For the Warm Spiced Peaches:

2 ripe fresh peaches, peeled and sliced (or 1 (15-ounce) can sliced peaches, drained)

1 tsp granulated sugar (adjust to taste)

A pinch of ground cinnamon

A pinch of ground nutmeg

For the Homemade Whipped Cream:

2 cups heavy whipping cream

2 tablespoons confectioner’s sugar

1 tiny pinch of salt

1 teaspoon vanilla extract

For the “Shortcake” Base:

24 glazed doughnuts

Instructions

  1. Prepare the peaches: If using fresh peaches, peel and slice them; if using canned, drain well. In a small saucepan, combine peaches with sugar, cinnamon, and nutmeg. Heat over medium-low for 5–7 minutes until juicy and syrupy. Remove from heat and keep warm.
  2. Make the whipped cream: In a chilled mixing bowl, combine heavy cream, confectioner’s sugar, salt, and vanilla. Beat on medium speed until soft peaks form. Chill until ready to use.
  3. Prepare the doughnuts: Slice each glazed doughnut horizontally in half. Warm in a dry skillet or oven for 1–2 minutes until the glaze softens slightly.
  4. Assemble the shortcakes: Place the bottom half of a doughnut on a plate. Spoon warm peaches over it, top with a generous dollop of whipped cream, and place the top half of the doughnut over or slightly off-center.
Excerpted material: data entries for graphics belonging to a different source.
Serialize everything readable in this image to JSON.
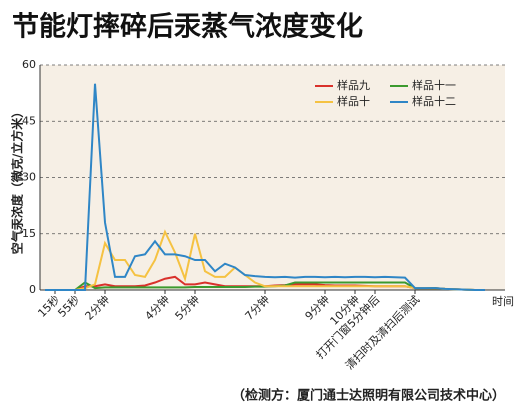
{
  "chart_data": {
    "type": "line",
    "title": "节能灯摔碎后汞蒸气浓度变化",
    "y_label": "空气汞浓度（微克/立方米）",
    "x_label": "时间",
    "footnote": "（检测方：厦门通士达照明有限公司技术中心）",
    "categories": [
      null,
      "15秒",
      null,
      "55秒",
      null,
      null,
      "2分钟",
      null,
      null,
      null,
      null,
      null,
      "4分钟",
      null,
      null,
      "5分钟",
      null,
      null,
      null,
      null,
      null,
      null,
      "7分钟",
      null,
      null,
      null,
      null,
      null,
      "9分钟",
      null,
      null,
      "10分钟",
      null,
      "打开门窗5分钟后",
      null,
      null,
      null,
      "清扫时及清扫后测试",
      null,
      null,
      null,
      null,
      null,
      null,
      null
    ],
    "series": [
      {
        "name": "样品九",
        "color": "#d9312b",
        "values": [
          0,
          0,
          0,
          0,
          1,
          1,
          1.5,
          1,
          1,
          1,
          1.2,
          2,
          3,
          3.5,
          1.5,
          1.5,
          2,
          1.5,
          1,
          1,
          1,
          1,
          1,
          1.2,
          1.3,
          1.5,
          1.5,
          1.5,
          1.3,
          1.2,
          1.2,
          1.2,
          1.1,
          1,
          1,
          1,
          1,
          0.5,
          0.5,
          0.5,
          0.3,
          0.2,
          0.1,
          0,
          0
        ]
      },
      {
        "name": "样品十一",
        "color": "#3c9a2e",
        "values": [
          0,
          0,
          0,
          0,
          2,
          0.5,
          0.7,
          0.7,
          0.7,
          0.7,
          0.7,
          0.7,
          0.7,
          0.7,
          0.7,
          0.8,
          0.8,
          0.8,
          0.8,
          0.8,
          0.8,
          0.9,
          0.9,
          1,
          1.2,
          2,
          2,
          2,
          2,
          2,
          2,
          2,
          2,
          2,
          2,
          2,
          2,
          0.5,
          0.5,
          0.5,
          0.3,
          0.2,
          0.1,
          0,
          0
        ]
      },
      {
        "name": "样品十",
        "color": "#f5c242",
        "values": [
          0,
          0,
          0,
          0,
          0.5,
          1.5,
          12.5,
          8,
          8,
          4,
          3.5,
          8,
          15.5,
          10,
          3,
          15,
          5,
          3.5,
          3.5,
          6,
          4,
          2,
          1,
          1,
          1,
          1,
          1,
          1,
          1,
          1,
          1,
          1,
          1,
          1,
          1,
          1,
          1,
          0.5,
          0.5,
          0.4,
          0.3,
          0.2,
          0.1,
          0,
          0
        ]
      },
      {
        "name": "样品十二",
        "color": "#2f86c6",
        "values": [
          0,
          0,
          0,
          0,
          0,
          55,
          18,
          3.5,
          3.5,
          9,
          9.5,
          13,
          9.5,
          9.5,
          9,
          8,
          8,
          5,
          7,
          6,
          4,
          3.7,
          3.5,
          3.4,
          3.5,
          3.3,
          3.5,
          3.5,
          3.4,
          3.5,
          3.4,
          3.5,
          3.5,
          3.4,
          3.5,
          3.4,
          3.3,
          0.5,
          0.5,
          0.5,
          0.3,
          0.2,
          0.1,
          0,
          0
        ]
      }
    ],
    "ylim": [
      0,
      60
    ],
    "yticks": [
      0,
      15,
      30,
      45,
      60
    ],
    "grid": true
  }
}
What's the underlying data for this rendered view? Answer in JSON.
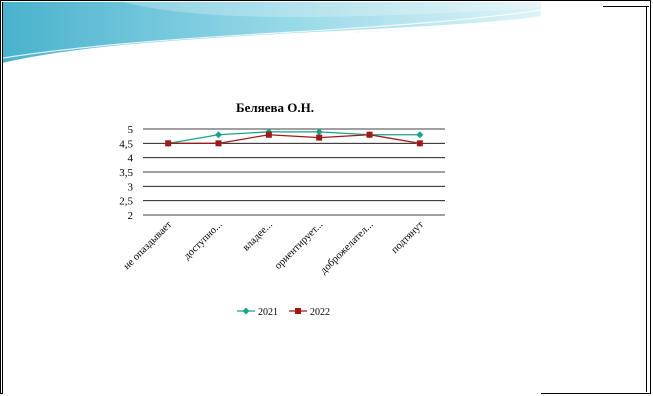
{
  "chart_data": {
    "type": "line",
    "title": "Беляева О.Н.",
    "categories": [
      "не опаздывает",
      "доступно...",
      "владее...",
      "ориентирует...",
      "доброжелател...",
      "подтянут"
    ],
    "series": [
      {
        "name": "2021",
        "values": [
          4.5,
          4.8,
          4.9,
          4.9,
          4.8,
          4.8
        ],
        "color": "#1aa38a",
        "marker": "diamond"
      },
      {
        "name": "2022",
        "values": [
          4.5,
          4.5,
          4.8,
          4.7,
          4.8,
          4.5
        ],
        "color": "#a01818",
        "marker": "square"
      }
    ],
    "yticks": [
      "5",
      "4,5",
      "4",
      "3,5",
      "3",
      "2,5",
      "2"
    ],
    "ylim": [
      2,
      5
    ],
    "grid": true,
    "legend": "bottom"
  },
  "colors": {
    "wave_dark": "#3aaec8",
    "wave_light": "#bfe6ef",
    "grid": "#000000"
  }
}
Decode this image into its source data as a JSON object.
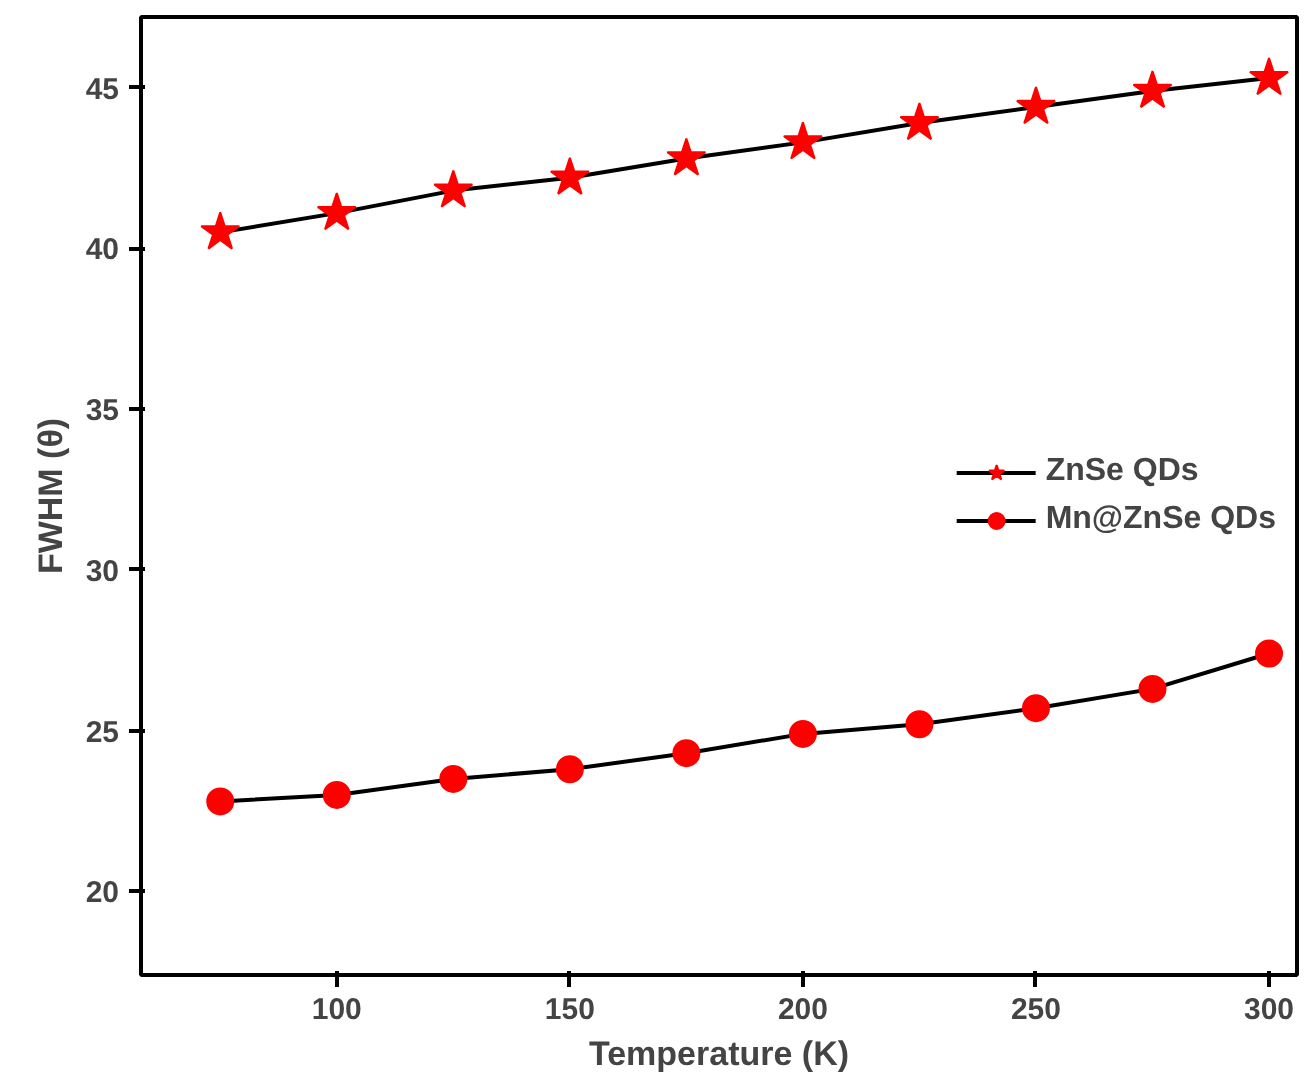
{
  "chart_data": {
    "type": "line",
    "xlabel": "Temperature (K)",
    "ylabel": "FWHM (θ)",
    "x": [
      75,
      100,
      125,
      150,
      175,
      200,
      225,
      250,
      275,
      300
    ],
    "series": [
      {
        "name": "ZnSe QDs",
        "color": "#ff0000",
        "marker": "star",
        "values": [
          40.5,
          41.1,
          41.8,
          42.2,
          42.8,
          43.3,
          43.9,
          44.4,
          44.9,
          45.3
        ]
      },
      {
        "name": "Mn@ZnSe QDs",
        "color": "#ff0000",
        "marker": "circle",
        "values": [
          22.8,
          23.0,
          23.5,
          23.8,
          24.3,
          24.9,
          25.2,
          25.7,
          26.3,
          27.4
        ]
      }
    ],
    "xlim": [
      58,
      306
    ],
    "ylim": [
      17.4,
      47.2
    ],
    "xticks": [
      100,
      150,
      200,
      250,
      300
    ],
    "yticks": [
      20,
      25,
      30,
      35,
      40,
      45
    ],
    "grid": false,
    "legend": "right",
    "line_style": "solid"
  }
}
Add extra peaches or cream on top if desired.
  5. Serve immediately while peaches are warm and cream is cool for the perfect contrast.

Notes

Use ripe, juicy peaches for the best flavor, or canned peaches for convenience.

Don’t overheat the doughnuts — just warm enough to soften the glaze.

Chill whipped cream before assembling for best texture.

Add a splash of bourbon or amaretto to the peaches for an adult twist.

Serve as individual plated desserts or layered in parfait glasses for a trifle-style presentation.